22 Jan 2019
Altraspin's 3D printing method makes extremely smooth surfaced micro-parts without need for post-processing; cuts time and costs in prototyping.
Altraspin is a compact 3D printer intended for producing highly complex micro-parts.
Altraspin prints micro-parts for applications requiring high precision and a quality surface finish. These include the creation of micro-optics, micro-sensors and printing shapes that fit inside microfluidic devices. It is also suited to metamaterials, cell culture, tissue engineering, microrobotics, micromechanics and surface structuration.
“Microlight3D designed Altraspin to respond to manufacturing demands for more customization and the rapid prototyping of submicron parts that are not constrained by their geometric or organic shape,” commeneted Denis Barbier, company president.
“We have removed another constraint by extending user choice in the materials available for 3D microprinting. Altraspin is compatible with a wide range of polymers and biomaterials. The submicron resolution our technology achieves has been key to our growing success within the scientific community. We anticipate that industrial companies will also benefit from the advantages of our 3D-printer for micro-parts, reducing time-to-market.”
The sub-micron resolution Altraspin achieves, as low as 0.2µm, is based on a two-photon polymerization direct laser writing method plus its proprietary "continuous print flow" technique, which is not constrained by the conventional additive layer-by-layer approach that limits standard 3D printing resolution to 25µm. Therefore it can print micro-parts so smooth that they do not require post-processing.
Altraspin features a new TPP slicing tool, high-writing resolution and precision, and high-writing speeds, for complex 3D structures. It is compatible with any CAD models and files and its compact design is suited to laminar flow cabinets, clean-room and sterile environments, which prevent contamination of wafers.

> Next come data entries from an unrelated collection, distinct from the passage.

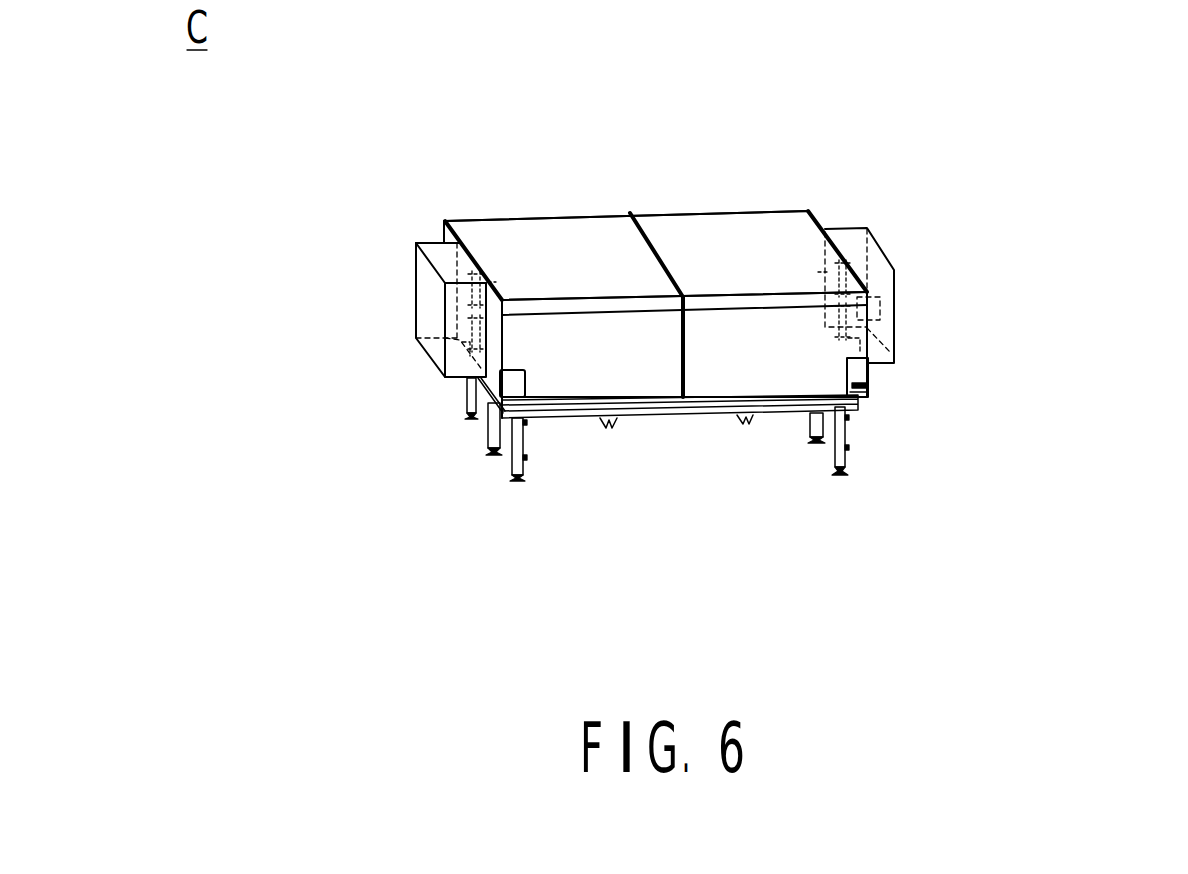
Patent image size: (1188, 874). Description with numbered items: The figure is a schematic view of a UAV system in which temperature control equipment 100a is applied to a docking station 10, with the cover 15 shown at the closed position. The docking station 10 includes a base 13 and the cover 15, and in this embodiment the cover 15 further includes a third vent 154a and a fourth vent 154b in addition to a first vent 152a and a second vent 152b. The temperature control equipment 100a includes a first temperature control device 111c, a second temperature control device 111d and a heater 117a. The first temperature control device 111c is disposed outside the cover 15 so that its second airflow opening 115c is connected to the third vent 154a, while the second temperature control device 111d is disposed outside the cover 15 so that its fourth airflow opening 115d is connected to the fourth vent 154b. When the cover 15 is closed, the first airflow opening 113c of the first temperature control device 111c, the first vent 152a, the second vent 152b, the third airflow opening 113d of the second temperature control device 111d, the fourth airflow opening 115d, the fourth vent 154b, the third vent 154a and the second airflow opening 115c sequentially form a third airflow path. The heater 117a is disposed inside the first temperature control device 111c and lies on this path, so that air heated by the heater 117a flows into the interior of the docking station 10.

The docking station 10 is at (656, 314).
The base 13 is at (685, 400).
The cover 15 is at (574, 247).
The temperature control equipment 100a is at (652, 302).
The first temperature control device 111c is at (888, 258).
The second temperature control device 111d is at (426, 281).
The first airflow opening 113c is at (870, 357).
The third airflow opening 113d is at (445, 367).
The second airflow opening 115c is at (841, 258).
The fourth airflow opening 115d is at (457, 240).
The heater 117a is at (878, 305).
The first vent 152a is at (845, 328).
The second vent 152b is at (493, 372).
The third vent 154a is at (825, 272).
The fourth vent 154b is at (490, 283).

Once a user has designed a 3D model using standard CAD tools and chosen an appropriate polymer material, Microlight3D’s algorithms calculate the path that the laser will take to create the object; a laser pulse writes directly inside the liquid-material bath, solidifying the path it takes with the precision of less than 1µm. Once the operation is complete, a solvent washes away the excess monomer, allowing users to immediately handle the object, identical to the initial model.
Microlight3D will exhibit Altraspin at the BIOS expo, San Francisco, booth #8136, between February 2 – 3.